The third objection is that offering and receiving public bribes accustom people to cheating not only in their relations with the state but also in their private relations. This is what happened under communism, where everybody was cheated by everybody and thus tried to cheat everybody else. Such a process – a sort of East-Europeanization of our societies – would amount to a depletion of our social capital of honesty and openness, without which a free society cannot exist. This is a serious argument and a serious danger.
However, it points again to the cause of public bribing, which lies in a powerful state. Bribes are only a symptom, not a cause. Moreover, this objection has little to do with allegations of giving bribes in societies where bribing is widespread, and where our social capital of honesty and openness did not exist in the first place. For firms like DaimlerChrysler, paying bribes is only as a cost of doing business in these societies.
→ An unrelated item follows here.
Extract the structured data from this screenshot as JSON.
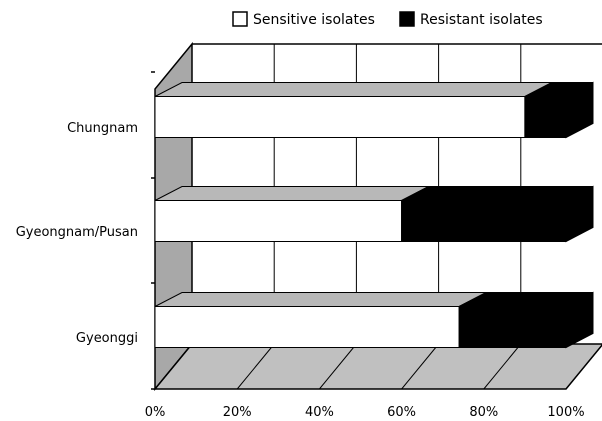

Whatever the objections are against bribing, they don’t apply when the state leaves no other feasible option.
Give me liberty, or give me the freedom to bribe!
- 1See Lew Rockwell, “The Right to Bribe,” The Free Market, Vol. 15, No. 8 (August 1997).
- 2Murray Rothbard provides a moral argument for the right to bribe, but not for the right to take bribes, in The Ethics of Liberty (Atlantic Highlands: Humanities Press, 1982), p. 131-132.
- 3U.S. Department of Justice, Foreign Corrupt Practices Act: Anti-bribery Provisions.
- 4Jorge Martinez-Vazquez, F. Javier Arze, and Jameson Boex, Corruption, Fiscal Policy, and Fiscal Management, United States Agency for International Development, October 2004, p. 75.
- 5See Johan Graf Lambsdorff, “Corruption and Rent-seeking,” Public Choice, No. 113 (2002), pp. 97-125; and my “A Licence to Steal,” Western Standard, May 16, 2005, p. 37.